I feel like somewhere in this art of tautology lies a very specific type of torture technique...

Saturday, January 27, 2007


Borders 0, Tyra Banks and other nonsense

I was just at my favorite bookstore. Ground ZERO Borders - by this I mean the first Borders ever - right around the corner from my apartment in Ann Arbor.
My uncle has gotten me and Esha[sister] gift certificates for undisclosed amounts.
Knowing his frugal nature we think... $10 ...
I'm going in there thinking I really want to buy, "The Inheritence of Loss", this year's Booker Prize winning, fellow-desi-supporting, serious read. But then, one gets bored of stuffy old Indian novels about colonial-complexes.
That stays on the shelf.
I buy a book called "YOU" a user's manual for your body. I bought an "Owner's manual for the brain once." I loved it.
Then as I go near the checkout counter I see, People Magazine with an airbrushed image of Tyra Banks on the cover. "Do you call this fat?" it says next to Tyra wearing a red bathing suit. I don't really call her fat, but I call her a damn hypocrite!
Why is it that Tyra was completely fine with the shallow people of the world giving her superficial attention for about the last 15 years?
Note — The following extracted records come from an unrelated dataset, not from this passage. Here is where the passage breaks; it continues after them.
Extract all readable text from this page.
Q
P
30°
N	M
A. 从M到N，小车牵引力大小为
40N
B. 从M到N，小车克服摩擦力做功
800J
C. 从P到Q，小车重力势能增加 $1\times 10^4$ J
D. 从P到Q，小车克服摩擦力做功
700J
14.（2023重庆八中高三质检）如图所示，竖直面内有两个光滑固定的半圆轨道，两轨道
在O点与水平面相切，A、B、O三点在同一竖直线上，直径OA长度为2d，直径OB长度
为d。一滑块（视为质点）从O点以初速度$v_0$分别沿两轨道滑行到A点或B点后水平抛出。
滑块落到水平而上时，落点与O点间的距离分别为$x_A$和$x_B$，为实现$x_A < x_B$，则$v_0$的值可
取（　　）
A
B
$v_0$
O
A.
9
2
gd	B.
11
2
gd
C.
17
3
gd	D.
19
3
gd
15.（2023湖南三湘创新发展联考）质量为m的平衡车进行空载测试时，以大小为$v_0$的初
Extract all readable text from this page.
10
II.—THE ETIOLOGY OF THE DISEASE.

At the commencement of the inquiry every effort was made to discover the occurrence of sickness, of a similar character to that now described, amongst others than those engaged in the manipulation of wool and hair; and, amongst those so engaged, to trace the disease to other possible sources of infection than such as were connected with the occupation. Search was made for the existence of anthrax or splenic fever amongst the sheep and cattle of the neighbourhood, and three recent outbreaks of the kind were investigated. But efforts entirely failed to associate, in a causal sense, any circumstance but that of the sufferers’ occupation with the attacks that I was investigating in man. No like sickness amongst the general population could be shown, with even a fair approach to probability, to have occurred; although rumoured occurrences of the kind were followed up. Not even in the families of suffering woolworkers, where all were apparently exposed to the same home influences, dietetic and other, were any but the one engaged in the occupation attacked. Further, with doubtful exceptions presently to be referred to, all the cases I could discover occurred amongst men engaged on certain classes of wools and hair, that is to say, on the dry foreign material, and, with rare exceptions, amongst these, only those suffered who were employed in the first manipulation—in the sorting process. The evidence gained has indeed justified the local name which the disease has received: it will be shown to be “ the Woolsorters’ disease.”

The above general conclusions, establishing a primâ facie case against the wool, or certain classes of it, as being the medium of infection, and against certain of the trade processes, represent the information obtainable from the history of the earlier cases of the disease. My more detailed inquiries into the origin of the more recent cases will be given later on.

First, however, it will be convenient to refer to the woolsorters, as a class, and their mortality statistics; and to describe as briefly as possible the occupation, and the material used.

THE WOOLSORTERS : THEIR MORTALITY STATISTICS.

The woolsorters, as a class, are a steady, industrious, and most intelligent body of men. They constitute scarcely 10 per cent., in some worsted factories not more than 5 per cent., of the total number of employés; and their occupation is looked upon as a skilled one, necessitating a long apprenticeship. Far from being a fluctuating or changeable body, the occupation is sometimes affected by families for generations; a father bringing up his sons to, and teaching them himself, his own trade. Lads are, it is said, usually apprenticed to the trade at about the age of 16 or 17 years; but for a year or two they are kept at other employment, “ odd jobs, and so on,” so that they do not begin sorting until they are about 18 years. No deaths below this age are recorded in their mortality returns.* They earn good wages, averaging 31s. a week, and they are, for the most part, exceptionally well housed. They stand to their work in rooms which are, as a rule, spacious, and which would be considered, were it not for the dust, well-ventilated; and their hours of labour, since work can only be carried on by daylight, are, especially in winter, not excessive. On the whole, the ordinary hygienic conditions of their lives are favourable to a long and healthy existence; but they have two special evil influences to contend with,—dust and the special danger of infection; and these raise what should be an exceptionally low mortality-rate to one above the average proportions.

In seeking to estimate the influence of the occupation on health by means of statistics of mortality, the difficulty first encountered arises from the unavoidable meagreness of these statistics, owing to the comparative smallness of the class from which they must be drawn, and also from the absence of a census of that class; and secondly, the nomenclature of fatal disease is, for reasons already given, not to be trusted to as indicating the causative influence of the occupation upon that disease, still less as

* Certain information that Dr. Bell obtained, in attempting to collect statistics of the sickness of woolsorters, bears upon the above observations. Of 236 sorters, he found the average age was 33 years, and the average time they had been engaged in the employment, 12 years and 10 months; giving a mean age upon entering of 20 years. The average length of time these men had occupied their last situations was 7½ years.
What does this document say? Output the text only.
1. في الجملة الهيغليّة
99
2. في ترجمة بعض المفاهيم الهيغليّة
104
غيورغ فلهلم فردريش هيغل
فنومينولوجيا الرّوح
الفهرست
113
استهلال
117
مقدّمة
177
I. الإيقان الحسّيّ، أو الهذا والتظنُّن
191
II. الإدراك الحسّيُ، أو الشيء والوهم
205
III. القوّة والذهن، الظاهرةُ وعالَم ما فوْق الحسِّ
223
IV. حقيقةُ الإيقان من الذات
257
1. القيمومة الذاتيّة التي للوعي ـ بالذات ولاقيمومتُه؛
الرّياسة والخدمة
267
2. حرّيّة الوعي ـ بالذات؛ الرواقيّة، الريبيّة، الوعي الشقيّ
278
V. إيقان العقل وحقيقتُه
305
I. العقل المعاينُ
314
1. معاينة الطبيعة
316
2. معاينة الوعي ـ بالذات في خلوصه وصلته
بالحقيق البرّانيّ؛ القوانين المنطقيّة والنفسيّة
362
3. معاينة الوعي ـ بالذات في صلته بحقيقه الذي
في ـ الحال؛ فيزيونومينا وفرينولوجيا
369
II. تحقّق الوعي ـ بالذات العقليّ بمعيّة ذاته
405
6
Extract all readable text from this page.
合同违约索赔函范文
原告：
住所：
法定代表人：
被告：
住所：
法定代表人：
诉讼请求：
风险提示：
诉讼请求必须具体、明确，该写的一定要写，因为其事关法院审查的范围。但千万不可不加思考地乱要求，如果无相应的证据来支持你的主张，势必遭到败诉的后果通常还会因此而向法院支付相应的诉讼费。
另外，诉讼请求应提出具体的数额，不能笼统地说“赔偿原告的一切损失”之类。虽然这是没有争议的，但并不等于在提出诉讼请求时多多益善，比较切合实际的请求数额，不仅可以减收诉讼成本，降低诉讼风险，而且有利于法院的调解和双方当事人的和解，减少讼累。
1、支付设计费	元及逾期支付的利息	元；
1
Why is she throwing a hissy fit now?
Does she think she got on the cover of Sports Illustrated for her cellulite? Or maybe it was her brains? She was fine with people's obsession with thinness and appearance to the point of making millions of dollars off of it for years, but now that those same people call her "fat" she can't understand it. Come off it! As the biggest proponent of American Models, you need to thank people for noticing how you look.


Trials and tribulations

Hi I'm Smita.
This blog may be about
0. my opinions on everything I hear called "head chatter" or "thalaharte" in my native language
[incidentally thats meant as an insult]
1. my two lives, I'll call them "smeeee" and "taaah"
[by the way my name is pronouced [smi-taaaa]
10. how they hate each other when they come together
[unlike yin and yang]
11. my attempts at being a scholar and life as a 5th year graduate student
[more drama than one would think]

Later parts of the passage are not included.